Handling Cases from Minor Offenses to First Degree Murder
As a former prosecutor, Nicholas Heiman has worked on a variety of cases ranging from minor misdemeanors to severe felonies. Wherever your criminal offense may fit in that range, you’ll benefit from his expertise from working on everything from speeding tickets to first degree murder. He has experience working with juries and will help prepare you for trial if your case does come to that.
Understanding Your Rights
When charged with a crime, never forget that you have the right to remain silent. You don’t need to speak to the police until you have an attorney present, and it’s recommended to do so to protect yourself from self-incrimination. With Nicholas Heiman’s experience, he has the knowledge to not only fight aggressively on your behalf but also to make sure you understand your rights and the process along the way. If you’ve been issued a criminal charge, contact Nicholas immediately for a free consultation.
Misdemeanor vs. Felony
Trying to understand the punishment for misdemeanor versus felony charges can be confusing, especially with the Kansas felony grid system. Attorney Nicholas Heiman will share his expertise and walk you through the charges as well as your potential outcomes.
Your sentence will depend on the severity of the crime. Misdemeanors are reserved for smaller infractions while felonies will involve serious jail time. Misdemeanors can be unclassified or given a class of A, B, or C, with A being the most severe. These offenses can range from drug possession (Class A) to solicitation (Class C).

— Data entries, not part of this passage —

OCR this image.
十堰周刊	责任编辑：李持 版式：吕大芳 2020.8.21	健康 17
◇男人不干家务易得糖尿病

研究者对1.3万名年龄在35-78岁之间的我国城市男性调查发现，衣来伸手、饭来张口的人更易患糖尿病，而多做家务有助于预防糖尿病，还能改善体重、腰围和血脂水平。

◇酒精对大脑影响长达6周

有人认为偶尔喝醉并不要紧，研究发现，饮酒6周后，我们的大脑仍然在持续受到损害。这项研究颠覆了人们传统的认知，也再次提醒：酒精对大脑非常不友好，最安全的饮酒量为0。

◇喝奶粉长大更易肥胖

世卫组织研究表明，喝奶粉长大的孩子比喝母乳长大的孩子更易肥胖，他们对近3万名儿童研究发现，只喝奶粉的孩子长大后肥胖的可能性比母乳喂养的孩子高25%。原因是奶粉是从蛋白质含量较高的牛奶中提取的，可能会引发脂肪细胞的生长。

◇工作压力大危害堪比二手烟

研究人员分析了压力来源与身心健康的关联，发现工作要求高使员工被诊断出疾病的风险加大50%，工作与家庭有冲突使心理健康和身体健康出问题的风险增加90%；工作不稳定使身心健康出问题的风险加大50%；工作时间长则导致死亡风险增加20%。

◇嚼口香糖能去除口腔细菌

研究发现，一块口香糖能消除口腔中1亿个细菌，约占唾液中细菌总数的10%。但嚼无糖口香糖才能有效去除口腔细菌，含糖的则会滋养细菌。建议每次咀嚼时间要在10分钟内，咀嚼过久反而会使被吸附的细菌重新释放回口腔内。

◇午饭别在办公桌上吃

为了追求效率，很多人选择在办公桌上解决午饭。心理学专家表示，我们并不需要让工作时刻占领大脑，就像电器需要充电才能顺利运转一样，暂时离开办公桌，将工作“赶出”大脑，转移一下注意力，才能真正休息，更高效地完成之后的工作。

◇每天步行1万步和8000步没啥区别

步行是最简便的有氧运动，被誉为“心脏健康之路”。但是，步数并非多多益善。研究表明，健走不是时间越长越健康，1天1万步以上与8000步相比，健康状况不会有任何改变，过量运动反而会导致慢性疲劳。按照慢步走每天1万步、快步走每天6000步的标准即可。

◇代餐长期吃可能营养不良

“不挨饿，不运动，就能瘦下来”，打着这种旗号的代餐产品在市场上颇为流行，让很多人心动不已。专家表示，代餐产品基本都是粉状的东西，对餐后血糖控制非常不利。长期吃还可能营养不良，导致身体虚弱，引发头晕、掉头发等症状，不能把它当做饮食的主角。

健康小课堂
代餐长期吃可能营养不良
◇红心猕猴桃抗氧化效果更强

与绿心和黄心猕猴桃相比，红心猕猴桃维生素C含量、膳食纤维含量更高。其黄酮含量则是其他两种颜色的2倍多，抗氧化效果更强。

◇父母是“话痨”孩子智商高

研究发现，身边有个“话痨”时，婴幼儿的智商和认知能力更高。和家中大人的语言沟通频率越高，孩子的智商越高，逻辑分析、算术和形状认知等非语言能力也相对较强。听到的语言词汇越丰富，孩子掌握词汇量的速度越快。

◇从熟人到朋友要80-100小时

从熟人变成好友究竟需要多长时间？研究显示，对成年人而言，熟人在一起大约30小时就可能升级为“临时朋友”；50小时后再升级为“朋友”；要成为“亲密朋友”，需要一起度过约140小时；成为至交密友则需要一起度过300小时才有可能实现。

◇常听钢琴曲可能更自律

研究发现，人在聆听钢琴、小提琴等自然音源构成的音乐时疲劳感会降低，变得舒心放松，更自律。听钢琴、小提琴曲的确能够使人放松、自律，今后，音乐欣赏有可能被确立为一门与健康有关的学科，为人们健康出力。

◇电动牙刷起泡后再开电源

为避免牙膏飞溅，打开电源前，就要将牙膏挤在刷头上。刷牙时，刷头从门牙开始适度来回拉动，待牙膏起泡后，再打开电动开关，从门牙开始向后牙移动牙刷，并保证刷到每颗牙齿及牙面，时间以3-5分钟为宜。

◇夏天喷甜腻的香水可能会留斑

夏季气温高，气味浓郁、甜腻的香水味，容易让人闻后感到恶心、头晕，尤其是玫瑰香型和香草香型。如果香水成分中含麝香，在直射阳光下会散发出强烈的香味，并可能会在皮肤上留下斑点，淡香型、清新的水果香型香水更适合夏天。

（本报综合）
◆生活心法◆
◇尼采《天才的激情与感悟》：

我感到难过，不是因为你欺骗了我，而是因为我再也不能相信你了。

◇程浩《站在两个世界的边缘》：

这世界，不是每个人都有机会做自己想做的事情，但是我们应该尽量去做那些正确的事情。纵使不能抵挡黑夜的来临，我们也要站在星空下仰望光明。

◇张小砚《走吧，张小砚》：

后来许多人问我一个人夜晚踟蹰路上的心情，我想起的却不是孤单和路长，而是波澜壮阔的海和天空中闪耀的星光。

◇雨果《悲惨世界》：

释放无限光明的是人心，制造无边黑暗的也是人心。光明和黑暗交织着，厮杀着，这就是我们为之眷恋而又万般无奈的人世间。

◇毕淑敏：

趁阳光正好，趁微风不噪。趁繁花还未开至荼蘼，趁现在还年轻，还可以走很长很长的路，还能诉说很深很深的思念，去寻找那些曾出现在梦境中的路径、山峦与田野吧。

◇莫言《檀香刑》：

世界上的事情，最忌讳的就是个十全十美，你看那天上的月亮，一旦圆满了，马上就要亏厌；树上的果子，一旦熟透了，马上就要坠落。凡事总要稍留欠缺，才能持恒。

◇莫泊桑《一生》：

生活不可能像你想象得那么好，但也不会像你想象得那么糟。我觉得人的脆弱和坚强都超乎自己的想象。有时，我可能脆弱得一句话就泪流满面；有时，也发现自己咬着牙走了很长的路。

Maximum Sentences for Kansas Misdemeanors
- Class A - Up to one year in county jail and/or a $2,500 fine
- Class B - Up to six months in county jail and/or a $1,000 fine
- Class C - Up to 30 days in jail and/or a $500 fine
Felonies involve more serious crimes and therefore have a more complicated process to determine what your punishment should be. If you are convicted in Kansas, the court will take two things into consideration when it comes to sentencing: the severity of the crime and prior convictions. The severity of the crime can range from 1 to 10, with 1 being the most serious. They will then cross-reference this with your criminal history on a scale of A to I; being assigned an A would mean that you have several past priors, and I would mean you have a clean record. After receiving your letter and number, a couple of things can happen. If you have a high number and a letter that comes later in the alphabet, you may qualify for probation. Otherwise, you’ll be given a range of three numbers which are options for your length of stay at prison, and the court will choose a number they deem appropriate for your situation.